Conducted with care, this simple
method of putting realistic simulations
in the hands of users is very powerful.
These studies – carried out as part of
an iterative design test process – are
labelled by those engaged in HF as
‘formative’, but this tag has become
mundane and has lost its meaning.
It is worth reflecting that when
referring to ‘formative experience’
in our development – for instance,
as a child or young adult, or early
in our careers – we mean one
with a significant influence on our
subsequent development. HF need
to reclaim the everyday sense of the
word ‘formative’ for the work we
conduct.
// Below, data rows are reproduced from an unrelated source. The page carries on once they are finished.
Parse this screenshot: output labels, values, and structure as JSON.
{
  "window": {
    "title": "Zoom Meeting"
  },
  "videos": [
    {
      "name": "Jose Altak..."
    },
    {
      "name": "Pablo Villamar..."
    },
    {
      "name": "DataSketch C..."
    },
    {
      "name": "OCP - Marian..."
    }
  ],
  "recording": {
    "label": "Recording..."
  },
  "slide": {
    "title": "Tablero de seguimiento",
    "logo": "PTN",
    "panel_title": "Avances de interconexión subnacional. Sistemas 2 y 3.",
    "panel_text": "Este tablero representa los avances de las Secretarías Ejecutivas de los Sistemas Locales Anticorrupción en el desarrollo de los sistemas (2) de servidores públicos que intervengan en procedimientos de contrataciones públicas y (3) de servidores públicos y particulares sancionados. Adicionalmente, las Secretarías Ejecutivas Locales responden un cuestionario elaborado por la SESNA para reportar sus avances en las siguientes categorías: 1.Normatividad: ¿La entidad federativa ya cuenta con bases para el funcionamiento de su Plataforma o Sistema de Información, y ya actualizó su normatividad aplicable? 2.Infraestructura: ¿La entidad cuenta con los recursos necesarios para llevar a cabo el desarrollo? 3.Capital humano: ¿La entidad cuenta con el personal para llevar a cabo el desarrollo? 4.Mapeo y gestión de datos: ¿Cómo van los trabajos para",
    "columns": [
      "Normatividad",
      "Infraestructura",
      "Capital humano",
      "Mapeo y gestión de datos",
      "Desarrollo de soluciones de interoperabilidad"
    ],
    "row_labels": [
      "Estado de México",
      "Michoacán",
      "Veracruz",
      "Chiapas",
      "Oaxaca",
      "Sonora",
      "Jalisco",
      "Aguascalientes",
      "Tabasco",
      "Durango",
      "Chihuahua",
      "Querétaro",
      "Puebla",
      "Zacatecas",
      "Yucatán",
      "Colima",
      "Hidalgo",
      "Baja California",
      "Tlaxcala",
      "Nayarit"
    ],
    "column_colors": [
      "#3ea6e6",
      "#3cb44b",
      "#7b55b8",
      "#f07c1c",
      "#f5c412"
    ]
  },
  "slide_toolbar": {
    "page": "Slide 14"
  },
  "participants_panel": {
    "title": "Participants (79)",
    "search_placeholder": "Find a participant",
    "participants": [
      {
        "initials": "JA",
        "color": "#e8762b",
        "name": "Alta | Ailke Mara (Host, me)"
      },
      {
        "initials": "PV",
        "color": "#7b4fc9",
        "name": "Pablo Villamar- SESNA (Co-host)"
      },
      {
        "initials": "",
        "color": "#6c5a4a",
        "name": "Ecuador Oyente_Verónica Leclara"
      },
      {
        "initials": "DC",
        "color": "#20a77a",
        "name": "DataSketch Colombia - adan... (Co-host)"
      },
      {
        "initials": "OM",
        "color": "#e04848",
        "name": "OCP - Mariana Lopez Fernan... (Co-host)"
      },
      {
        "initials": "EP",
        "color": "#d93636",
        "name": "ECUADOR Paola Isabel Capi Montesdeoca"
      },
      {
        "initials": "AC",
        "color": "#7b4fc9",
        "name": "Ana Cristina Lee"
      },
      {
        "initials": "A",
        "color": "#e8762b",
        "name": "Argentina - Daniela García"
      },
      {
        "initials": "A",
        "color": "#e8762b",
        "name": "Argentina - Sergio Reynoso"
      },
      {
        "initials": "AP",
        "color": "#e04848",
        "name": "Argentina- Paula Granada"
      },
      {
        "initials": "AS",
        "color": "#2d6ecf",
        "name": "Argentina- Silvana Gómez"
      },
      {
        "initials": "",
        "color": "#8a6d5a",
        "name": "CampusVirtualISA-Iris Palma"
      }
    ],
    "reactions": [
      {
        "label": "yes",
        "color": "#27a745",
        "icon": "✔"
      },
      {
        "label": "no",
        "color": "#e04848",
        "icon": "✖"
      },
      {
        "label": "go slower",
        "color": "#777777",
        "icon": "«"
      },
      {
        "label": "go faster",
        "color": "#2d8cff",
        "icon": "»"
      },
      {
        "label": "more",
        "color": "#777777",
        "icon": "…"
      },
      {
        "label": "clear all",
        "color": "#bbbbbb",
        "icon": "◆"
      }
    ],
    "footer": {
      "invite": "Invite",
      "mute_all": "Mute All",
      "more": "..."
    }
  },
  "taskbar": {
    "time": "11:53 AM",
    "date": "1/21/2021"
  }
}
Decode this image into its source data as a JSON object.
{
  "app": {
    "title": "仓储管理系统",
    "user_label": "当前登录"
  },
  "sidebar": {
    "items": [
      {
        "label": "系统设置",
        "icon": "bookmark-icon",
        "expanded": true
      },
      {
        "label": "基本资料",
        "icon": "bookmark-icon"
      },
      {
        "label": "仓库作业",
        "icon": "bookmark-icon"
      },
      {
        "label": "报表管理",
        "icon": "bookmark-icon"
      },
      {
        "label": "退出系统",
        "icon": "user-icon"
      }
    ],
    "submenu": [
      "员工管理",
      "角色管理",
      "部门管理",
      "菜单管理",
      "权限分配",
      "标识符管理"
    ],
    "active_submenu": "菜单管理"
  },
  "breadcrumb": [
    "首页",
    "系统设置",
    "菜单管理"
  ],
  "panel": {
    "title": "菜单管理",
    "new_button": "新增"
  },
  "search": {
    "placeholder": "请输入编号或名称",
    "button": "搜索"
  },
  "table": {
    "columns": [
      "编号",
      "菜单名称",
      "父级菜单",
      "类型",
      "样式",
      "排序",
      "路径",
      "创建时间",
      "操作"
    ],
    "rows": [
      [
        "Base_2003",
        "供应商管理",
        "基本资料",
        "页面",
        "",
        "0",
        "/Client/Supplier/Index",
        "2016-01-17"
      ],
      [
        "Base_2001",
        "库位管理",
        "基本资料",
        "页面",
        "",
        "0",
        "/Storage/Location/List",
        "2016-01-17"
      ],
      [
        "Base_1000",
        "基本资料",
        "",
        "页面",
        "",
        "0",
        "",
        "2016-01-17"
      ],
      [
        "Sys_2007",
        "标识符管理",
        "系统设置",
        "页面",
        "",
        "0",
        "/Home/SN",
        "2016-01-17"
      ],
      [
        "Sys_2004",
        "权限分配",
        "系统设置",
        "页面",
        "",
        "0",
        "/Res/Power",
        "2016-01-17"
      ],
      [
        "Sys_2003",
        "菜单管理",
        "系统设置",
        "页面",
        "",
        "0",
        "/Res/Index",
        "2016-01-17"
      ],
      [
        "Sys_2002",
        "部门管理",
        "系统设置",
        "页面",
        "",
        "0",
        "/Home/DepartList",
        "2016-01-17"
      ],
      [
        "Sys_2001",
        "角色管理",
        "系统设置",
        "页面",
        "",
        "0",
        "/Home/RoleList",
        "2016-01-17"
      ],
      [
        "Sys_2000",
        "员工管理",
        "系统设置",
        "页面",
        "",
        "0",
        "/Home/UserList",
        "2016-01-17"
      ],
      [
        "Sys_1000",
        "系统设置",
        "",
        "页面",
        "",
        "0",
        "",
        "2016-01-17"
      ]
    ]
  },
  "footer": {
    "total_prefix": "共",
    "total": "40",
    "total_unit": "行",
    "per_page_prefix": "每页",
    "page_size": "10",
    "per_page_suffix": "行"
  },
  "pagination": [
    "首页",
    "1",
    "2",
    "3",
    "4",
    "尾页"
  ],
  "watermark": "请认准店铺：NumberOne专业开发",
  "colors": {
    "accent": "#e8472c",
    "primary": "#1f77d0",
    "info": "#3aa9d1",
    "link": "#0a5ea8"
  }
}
It really should be formative.
Future Innovation
Historically, identifying targets for
development in inhalers is not the
biggest challenge facing our industry.
Nonetheless, the HF voice will highlight
the promise of certain opportunities
and will weight some benefits
differently than other perspectives.
HF will contribute most significantly
through its impact during innovation.
It provides a mindset and toolkit that
will support the delivery against the
potential of each evolution. Small-
scale, formative studies will play a
key role in ensuring that our realities
match our aspirations.
My experience is that the HF mindset
is, indeed, novel; it makes a different
contribution to both clinical and market
research mindsets, for example. No
single perspective is sufficient to guide
an inhaler development – HF, design
and engineering viewpoints are all
necessary. The joy is, as it should be,
in collaboration.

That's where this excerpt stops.